![solarwinds security solarwinds security](https://prosperon.co.uk/wp-content/uploads/2020/12/SolarWinds-Security-Incident-Review-What-To-Do-Next-To-Protect-Your-Platform-Video-Slate-Prosperon-Networks.png)
We need to rethink how we assess those trust relationships, and most importantly, we need to understand how we can verify the security of this software, firmware and hardware throughout the entire lifecycle.
#Solarwinds security software#
Regardless of where you are in the supply chain, from an enterprise user of software to an OEM to a software supplier, you likely are placing an incredible amount of trust in your vendors and their products. The most important takeaway from this attack is that we need to reevaluate the trust we put into vendors, software and devices. For others, it was a confirmation of what we already knew, and what we have been working so hard to prevent. The SolarWinds breach was a wake up call for many within the cybersecurity community and outside of it. For supply-chain executives, it’s important to think of all the devices in your business that could enable pivots to other systems. It's common practice to duplicate software in more than one device - meaning if a hacker finds a vulnerability in a doorbell camera, it might also be possible to exploit another brand of doorbell, a smart TV, a connected refrigerator or a home thermostat.įor hackers, a vulnerability that affects a single device is insignificant, because it is hard to monetize those types of hacks, but pervasive supply-chain vulnerabilities can be much more valuable. Global supply chains have become particularly attractive targets due to their largely connected and often poorly secured systems. It’s more important than ever for companies, manufacturers and buyers alike, to take a proactive approach. That has put organizations in a reactive posture and given rise to numerous regulations and standards. The reality is, attackers are well ahead of the industry. It’s up to an organization’s leadership to recognize the risk of not prioritizing security, and it's up to development teams to be proactive in mitigating those risks before they can be exploited. In either case, security often ends up taking a back seat. There’s a similar push on the device side of the equation - and this is especially true for IoT devices sold as commodity products in bulk.
![solarwinds security solarwinds security](https://www.bleepstatic.com/images/news/security/attacks/s/solarwinds/roundup/solarigate-attack-flow-microsoft.jpg)

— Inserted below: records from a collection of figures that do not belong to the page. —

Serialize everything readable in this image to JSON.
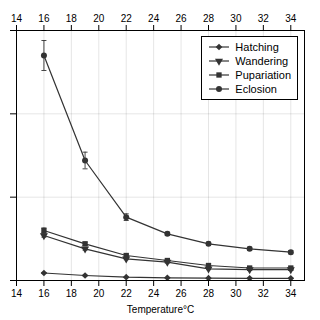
{
  "chart_data": {
    "type": "line",
    "x": [
      16,
      19,
      22,
      25,
      28,
      31,
      34
    ],
    "xlabel": "Temperature°C",
    "xlim": [
      14,
      35
    ],
    "xticks": [
      14,
      16,
      18,
      20,
      22,
      24,
      26,
      28,
      30,
      32,
      34
    ],
    "ylim": [
      0,
      1.5
    ],
    "yticks": [
      0,
      0.5,
      1,
      1.5
    ],
    "grid": true,
    "legend": "upper right",
    "tick_labels": "x",
    "series": [
      {
        "name": "Hatching",
        "color": "#333333",
        "marker": "diamond",
        "values": [
          0.045,
          0.03,
          0.02,
          0.016,
          0.014,
          0.013,
          0.013
        ],
        "errors": [
          0.003,
          0.002,
          0.001,
          0.001,
          0.001,
          0.001,
          0.001
        ]
      },
      {
        "name": "Wandering",
        "color": "#333333",
        "marker": "triangle_down",
        "values": [
          0.27,
          0.19,
          0.13,
          0.11,
          0.07,
          0.065,
          0.065
        ],
        "errors": [
          0.01,
          0.008,
          0.005,
          0.005,
          0.005,
          0.005,
          0.005
        ]
      },
      {
        "name": "Pupariation",
        "color": "#333333",
        "marker": "square",
        "values": [
          0.3,
          0.22,
          0.15,
          0.12,
          0.09,
          0.075,
          0.075
        ],
        "errors": [
          0.015,
          0.01,
          0.008,
          0.005,
          0.005,
          0.005,
          0.005
        ]
      },
      {
        "name": "Eclosion",
        "color": "#333333",
        "marker": "circle",
        "values": [
          1.35,
          0.72,
          0.38,
          0.28,
          0.22,
          0.19,
          0.17
        ],
        "errors": [
          0.09,
          0.05,
          0.02,
          0.01,
          0.01,
          0.01,
          0.01
        ]
      }
    ]
  }
}
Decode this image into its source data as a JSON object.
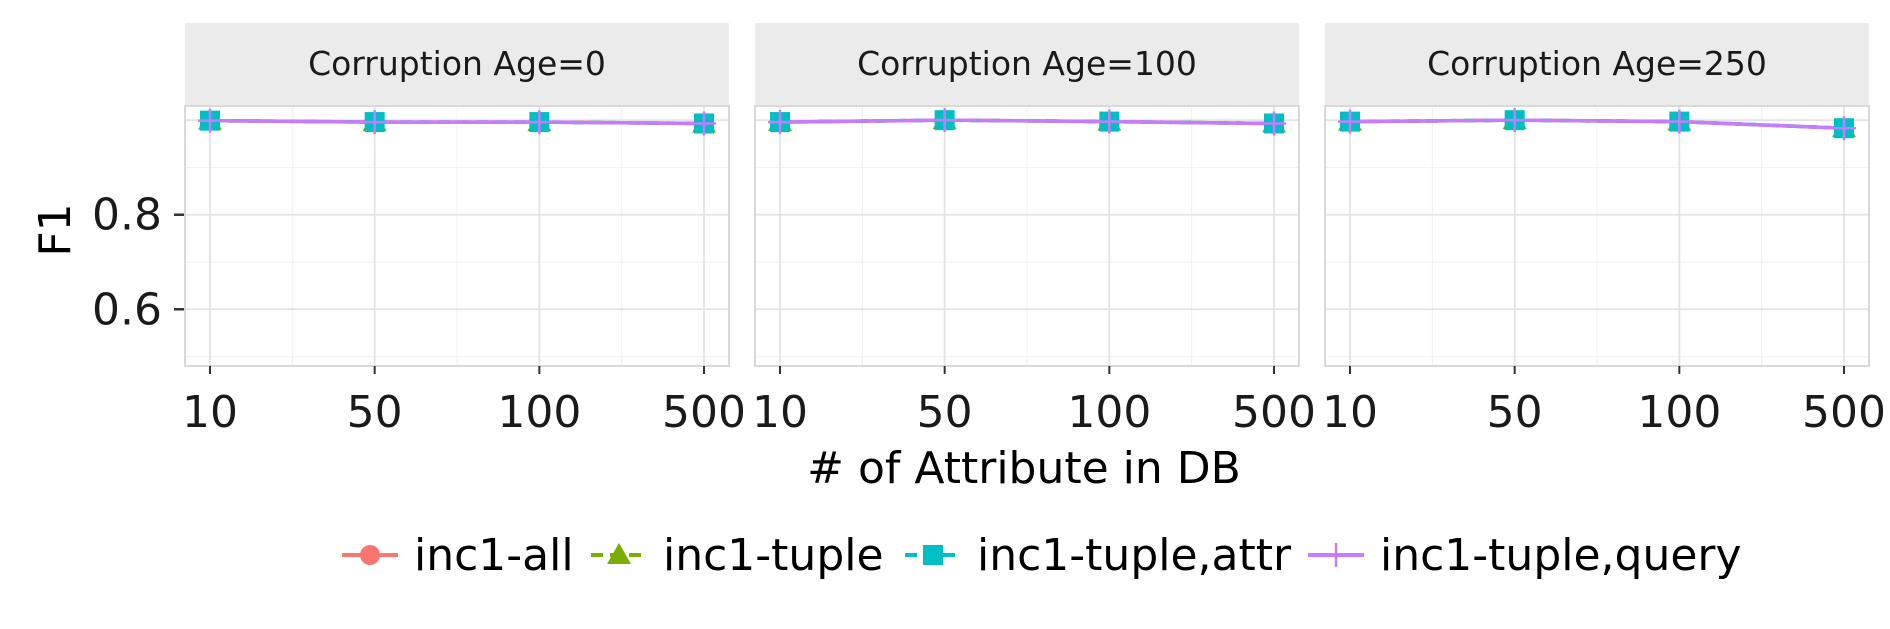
{
  "chart_data": {
    "type": "line",
    "ylabel": "F1",
    "xlabel": "# of Attribute in DB",
    "x_categories": [
      "10",
      "50",
      "100",
      "500"
    ],
    "y_ticks": [
      0.6,
      0.8
    ],
    "ylim": [
      0.48,
      1.03
    ],
    "grid": true,
    "legend_position": "bottom",
    "series_meta": [
      {
        "name": "inc1-all",
        "color": "#F8766D",
        "marker": "circle",
        "dash": "solid"
      },
      {
        "name": "inc1-tuple",
        "color": "#7CAE00",
        "marker": "triangle",
        "dash": "dashed"
      },
      {
        "name": "inc1-tuple,attr",
        "color": "#00BFC4",
        "marker": "square",
        "dash": "dashed"
      },
      {
        "name": "inc1-tuple,query",
        "color": "#C77CFF",
        "marker": "plus",
        "dash": "solid"
      }
    ],
    "panels": [
      {
        "title": "Corruption Age=0",
        "series": [
          {
            "name": "inc1-all",
            "values": [
              0.999,
              0.996,
              0.996,
              0.993
            ]
          },
          {
            "name": "inc1-tuple",
            "values": [
              0.999,
              0.996,
              0.996,
              0.993
            ]
          },
          {
            "name": "inc1-tuple,attr",
            "values": [
              0.999,
              0.996,
              0.996,
              0.993
            ]
          },
          {
            "name": "inc1-tuple,query",
            "values": [
              0.999,
              0.996,
              0.996,
              0.993
            ]
          }
        ]
      },
      {
        "title": "Corruption Age=100",
        "series": [
          {
            "name": "inc1-all",
            "values": [
              0.996,
              1.0,
              0.997,
              0.993
            ]
          },
          {
            "name": "inc1-tuple",
            "values": [
              0.996,
              1.0,
              0.997,
              0.993
            ]
          },
          {
            "name": "inc1-tuple,attr",
            "values": [
              0.996,
              1.0,
              0.997,
              0.993
            ]
          },
          {
            "name": "inc1-tuple,query",
            "values": [
              0.996,
              1.0,
              0.997,
              0.993
            ]
          }
        ]
      },
      {
        "title": "Corruption Age=250",
        "series": [
          {
            "name": "inc1-all",
            "values": [
              0.997,
              1.0,
              0.997,
              0.983
            ]
          },
          {
            "name": "inc1-tuple",
            "values": [
              0.997,
              1.0,
              0.997,
              0.983
            ]
          },
          {
            "name": "inc1-tuple,attr",
            "values": [
              0.997,
              1.0,
              0.997,
              0.983
            ]
          },
          {
            "name": "inc1-tuple,query",
            "values": [
              0.997,
              1.0,
              0.997,
              0.983
            ]
          }
        ]
      }
    ]
  }
}
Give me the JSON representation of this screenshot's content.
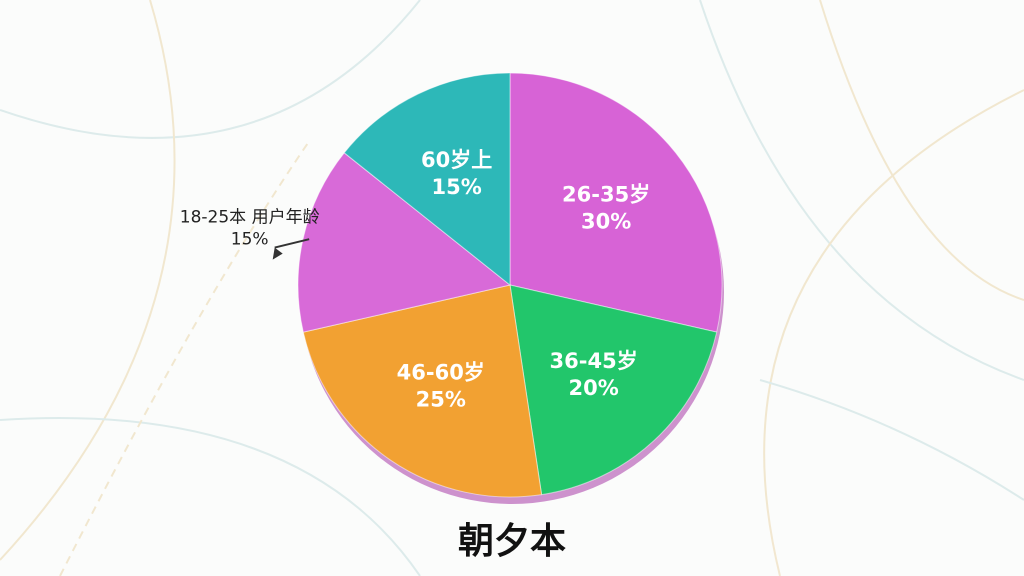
{
  "chart_data": {
    "type": "pie",
    "title": "朝夕本",
    "categories": [
      "26-35岁",
      "36-45岁",
      "46-60岁",
      "18-25本 用户年龄",
      "60岁上"
    ],
    "values": [
      30,
      20,
      25,
      15,
      15
    ],
    "value_labels": [
      "30%",
      "20%",
      "25%",
      "15%",
      "15%"
    ],
    "colors": [
      "#d763d6",
      "#22c66b",
      "#f2a132",
      "#d86ad8",
      "#2db8b8"
    ]
  }
}
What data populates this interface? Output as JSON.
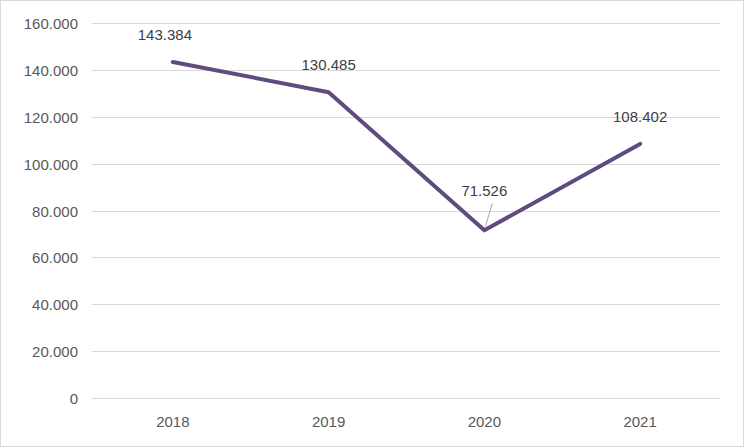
{
  "chart_data": {
    "type": "line",
    "categories": [
      "2018",
      "2019",
      "2020",
      "2021"
    ],
    "values": [
      143384,
      130485,
      71526,
      108402
    ],
    "value_labels": [
      "143.384",
      "130.485",
      "71.526",
      "108.402"
    ],
    "color": "#5f4b7f",
    "ylim": [
      0,
      160000
    ],
    "yticks": [
      0,
      {
        "value": 20000,
        "label": "20.000"
      },
      {
        "value": 40000,
        "label": "40.000"
      },
      {
        "value": 60000,
        "label": "60.000"
      },
      {
        "value": 80000,
        "label": "80.000"
      },
      {
        "value": 100000,
        "label": "100.000"
      },
      {
        "value": 120000,
        "label": "120.000"
      },
      {
        "value": 140000,
        "label": "140.000"
      },
      {
        "value": 160000,
        "label": "160.000"
      }
    ],
    "grid": true,
    "data_labels": true
  }
}
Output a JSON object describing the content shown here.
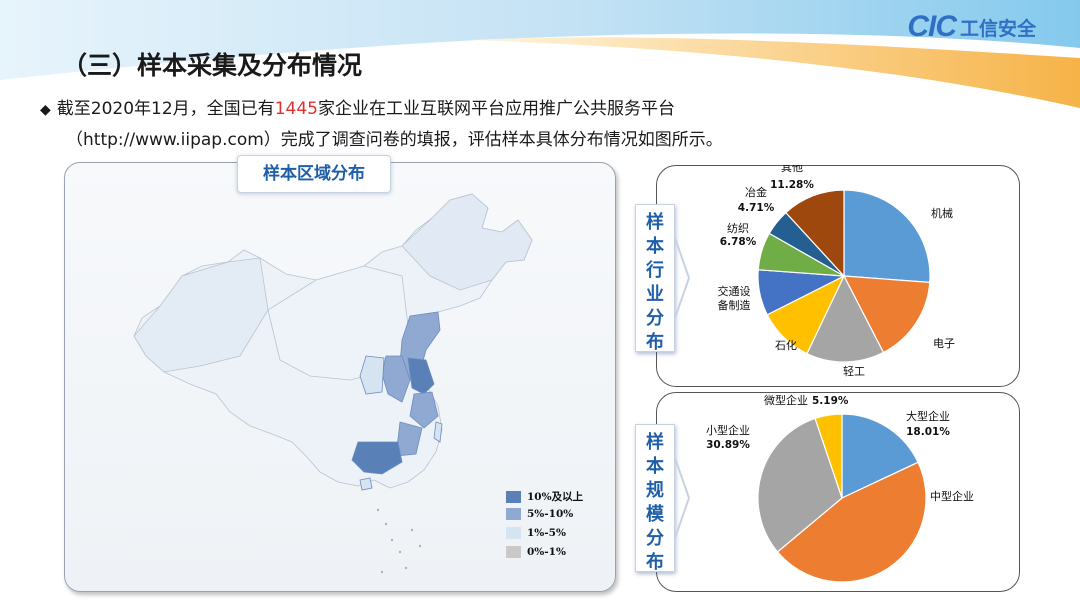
{
  "header": {
    "logo": "CIC 工信安全",
    "logo_mark": "CIC",
    "logo_text": "工信安全"
  },
  "title": "（三）样本采集及分布情况",
  "intro": {
    "before": "截至2020年12月，全国已有",
    "highlight": "1445",
    "after": "家企业在工业互联网平台应用推广公共服务平台",
    "line2": "（http://www.iipap.com）完成了调查问卷的填报，评估样本具体分布情况如图所示。"
  },
  "colors": {
    "accent": "#1f5fa8",
    "highlight_red": "#e0312f"
  },
  "chart_data": [
    {
      "type": "map",
      "title": "样本区域分布",
      "legend": [
        {
          "label": "10%及以上",
          "color": "#5a80b8"
        },
        {
          "label": "5%-10%",
          "color": "#8fa9d2"
        },
        {
          "label": "1%-5%",
          "color": "#d6e3f1"
        },
        {
          "label": "0%-1%",
          "color": "#c9c9c9"
        }
      ]
    },
    {
      "type": "pie",
      "title": "样本行业分布",
      "labels": [
        "机械",
        "电子",
        "轻工",
        "石化",
        "交通设备制造",
        "纺织",
        "冶金",
        "其他"
      ],
      "values": [
        25.0,
        15.5,
        14.0,
        10.0,
        8.2,
        6.78,
        4.71,
        11.28
      ],
      "value_labels": [
        "",
        "",
        "",
        "",
        "",
        "6.78%",
        "4.71%",
        "11.28%"
      ],
      "colors": [
        "#5b9bd5",
        "#ed7d31",
        "#a5a5a5",
        "#ffc000",
        "#4472c4",
        "#70ad47",
        "#255e91",
        "#9e480e"
      ]
    },
    {
      "type": "pie",
      "title": "样本规模分布",
      "labels": [
        "大型企业",
        "中型企业",
        "小型企业",
        "微型企业"
      ],
      "values": [
        18.01,
        45.91,
        30.89,
        5.19
      ],
      "value_labels": [
        "18.01%",
        "",
        "30.89%",
        "5.19%"
      ],
      "colors": [
        "#5b9bd5",
        "#ed7d31",
        "#a5a5a5",
        "#ffc000"
      ]
    }
  ]
}
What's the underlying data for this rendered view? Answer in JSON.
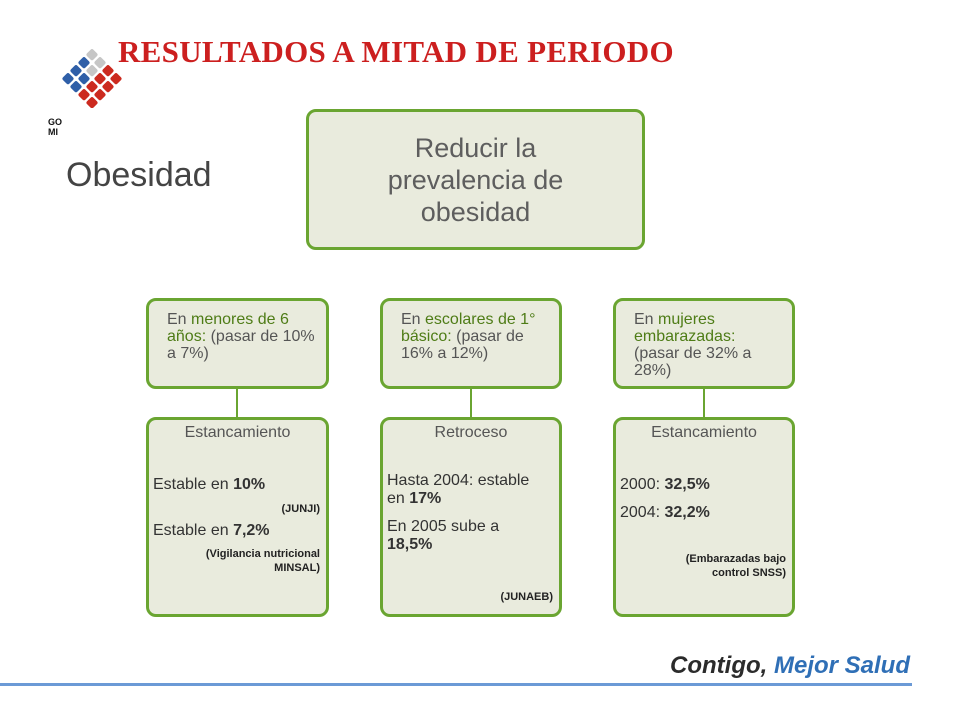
{
  "header": {
    "title": "RESULTADOS A MITAD DE PERIODO"
  },
  "logo": {
    "text_line1": "GO",
    "text_line2": "MI",
    "colors": [
      "#2f5fa8",
      "#c6c6c6",
      "#cc2a1f"
    ]
  },
  "section": {
    "label": "Obesidad"
  },
  "main_goal": {
    "line1": "Reducir la",
    "line2": "prevalencia de",
    "line3": "obesidad"
  },
  "goals": [
    {
      "prefix": "En ",
      "highlight": "menores de 6 años:",
      "rest": " (pasar de 10% a 7%)"
    },
    {
      "prefix": "En ",
      "highlight": "escolares de 1° básico:",
      "rest": " (pasar de 16% a 12%)"
    },
    {
      "prefix": "En ",
      "highlight": "mujeres embarazadas:",
      "rest": " (pasar de 32% a 28%)"
    }
  ],
  "results": [
    {
      "status": "Estancamiento",
      "l1_text": "Estable en ",
      "l1_val": "10%",
      "src1": "(JUNJI)",
      "l2_text": "Estable en ",
      "l2_val": "7,2%",
      "src2_line1": "(Vigilancia nutricional",
      "src2_line2": "MINSAL)"
    },
    {
      "status": "Retroceso",
      "l1_text_a": "Hasta 2004: estable",
      "l1_text_b": "en ",
      "l1_val": "17%",
      "l2_text": "En 2005 sube a",
      "l2_val": "18,5%",
      "src": "(JUNAEB)"
    },
    {
      "status": "Estancamiento",
      "l1_text": "2000: ",
      "l1_val": "32,5%",
      "l2_text": "2004: ",
      "l2_val": "32,2%",
      "src_line1": "(Embarazadas bajo",
      "src_line2": "control SNSS)"
    }
  ],
  "footer": {
    "brand_part1": "Contigo,",
    "brand_part2": " Mejor Salud"
  }
}
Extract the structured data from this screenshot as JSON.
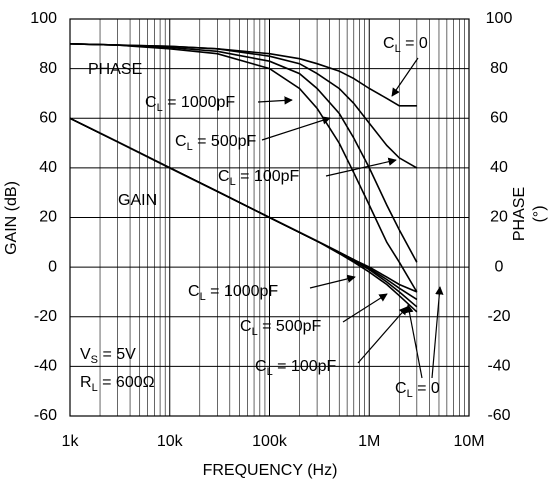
{
  "chart_data": {
    "type": "line",
    "xlabel": "FREQUENCY (Hz)",
    "ylabel": "GAIN (dB)",
    "y2label": [
      "PHASE",
      "(°)"
    ],
    "log_x": true,
    "grid": true,
    "color": "#000000",
    "xlim": [
      1000,
      10000000
    ],
    "xticks": [
      {
        "value": 1000,
        "label": "1k"
      },
      {
        "value": 10000,
        "label": "10k"
      },
      {
        "value": 100000,
        "label": "100k"
      },
      {
        "value": 1000000,
        "label": "1M"
      },
      {
        "value": 10000000,
        "label": "10M"
      }
    ],
    "ylim": [
      -60,
      100
    ],
    "yticks": [
      -60,
      -40,
      -20,
      0,
      20,
      40,
      60,
      80,
      100
    ],
    "y2lim": [
      -60,
      100
    ],
    "y2ticks": [
      -60,
      -40,
      -20,
      0,
      20,
      40,
      60,
      80,
      100
    ],
    "x": [
      1000,
      3000,
      10000,
      30000,
      100000,
      200000,
      300000,
      500000,
      700000,
      1000000,
      1500000,
      2000000,
      3000000
    ],
    "series": [
      {
        "name": "GAIN C_L = 0",
        "color": "#000000",
        "values": [
          60,
          50.5,
          40,
          30.5,
          20,
          14,
          10.5,
          6,
          3,
          0,
          -4,
          -7,
          -10
        ]
      },
      {
        "name": "GAIN C_L = 100pF",
        "color": "#000000",
        "values": [
          60,
          50.5,
          40,
          30.5,
          20,
          14,
          10.5,
          6,
          3,
          -0.5,
          -5,
          -8.5,
          -13
        ]
      },
      {
        "name": "GAIN C_L = 500pF",
        "color": "#000000",
        "values": [
          60,
          50.5,
          40,
          30.5,
          20,
          14,
          10.5,
          6,
          2.5,
          -1,
          -6,
          -10,
          -16
        ]
      },
      {
        "name": "GAIN C_L = 1000pF",
        "color": "#000000",
        "values": [
          60,
          50.5,
          40,
          30.5,
          20,
          14,
          10.5,
          5.5,
          2,
          -2,
          -7,
          -11.5,
          -18
        ]
      },
      {
        "name": "PHASE C_L = 0",
        "color": "#000000",
        "axis": "y2",
        "values": [
          90,
          89.5,
          89,
          88,
          86,
          84,
          82,
          79,
          76,
          72,
          68,
          65,
          65
        ]
      },
      {
        "name": "PHASE C_L = 100pF",
        "color": "#000000",
        "axis": "y2",
        "values": [
          90,
          89.5,
          89,
          88,
          85,
          82,
          78,
          72,
          66,
          58,
          49,
          44,
          40
        ]
      },
      {
        "name": "PHASE C_L = 500pF",
        "color": "#000000",
        "axis": "y2",
        "values": [
          90,
          89.5,
          88.5,
          87,
          83,
          78,
          72,
          62,
          52,
          40,
          25,
          15,
          2
        ]
      },
      {
        "name": "PHASE C_L = 1000pF",
        "color": "#000000",
        "axis": "y2",
        "values": [
          90,
          89.5,
          88,
          86,
          80,
          72,
          64,
          50,
          38,
          25,
          10,
          2,
          -10
        ]
      }
    ],
    "annotations": [
      {
        "text": "PHASE"
      },
      {
        "text": "GAIN"
      },
      {
        "text": "C",
        "sub": "L",
        "rest": " = 0"
      },
      {
        "text": "C",
        "sub": "L",
        "rest": " = 1000pF"
      },
      {
        "text": "C",
        "sub": "L",
        "rest": " = 500pF"
      },
      {
        "text": "C",
        "sub": "L",
        "rest": " = 100pF"
      },
      {
        "text": "C",
        "sub": "L",
        "rest": " = 1000pF"
      },
      {
        "text": "C",
        "sub": "L",
        "rest": " = 500pF"
      },
      {
        "text": "C",
        "sub": "L",
        "rest": " = 100pF"
      },
      {
        "text": "C",
        "sub": "L",
        "rest": " = 0"
      },
      {
        "text": "V",
        "sub": "S",
        "rest": " = 5V"
      },
      {
        "text": "R",
        "sub": "L",
        "rest": " = 600Ω"
      }
    ]
  }
}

On the software side, this agile development framework pushes numerous and rapid updates, sometimes to add new features, occasionally to fix security flaws. Software developers and device manufacturers have shifted to rapid development processes. What was needed was for a security team member to analyze the final software files themselves, before it was released to customers. For example, an SBOM would not have caught the SolarWinds backdoor. That list, known as a software bill of material (SBOM) is key to supply-chain security, but it’s important to note that it’s not a cure-all. There’s a growing movement of purchasers that are demanding comprehensive lists of the software within a device - but for now, it’s rare for manufacturers to provide it. Here’s what the broader supply-chain industry needs to know about cyberattacks.
![solarwinds security solarwinds security](https://cdn-japantimes.com/wp-content/uploads/2020/12/np_file_59001.jpeg)
#Solarwinds security code#
What’s more, some of that firmware wasn’t written by the manufacturer, but comes from open-source code maintained by volunteers in the I.T. These components are shipped with embedded firmware that may have existing security flaws. Manufacturers of smartphones, printers, routers, internet-of-things devices and critical infrastructure systems buy components from third parties. Other supply-chain risks may manifest as security flaws baked into electronic devices. And that’s only what we know - we will likely be uncovering the effects of this breach for years to come. The attack left potential backdoor access points to hundreds of companies and nine federal agencies. In the SolarWinds case, the threat actors, believed to be working on behalf of a foreign government, trojanized the software updates to a popular tool SolarWinds Orion. The term “supply-chain risk” is a large umbrella that covers lots of security threats and vulnerabilities. is an egregious example of the far reach of a potential supply-chain attack.
![solarwinds security solarwinds security](https://i.ytimg.com/vi/LFYB0bLNP5E/maxresdefault.jpg)
The sprawling hacking campaign launched by Russia three months ago - which impacted as many as 18,000 customers of the Texas-based software maker SolarWinds Corp. No matter the industry, cybersecurity breaches seem to be escalating in size and scale.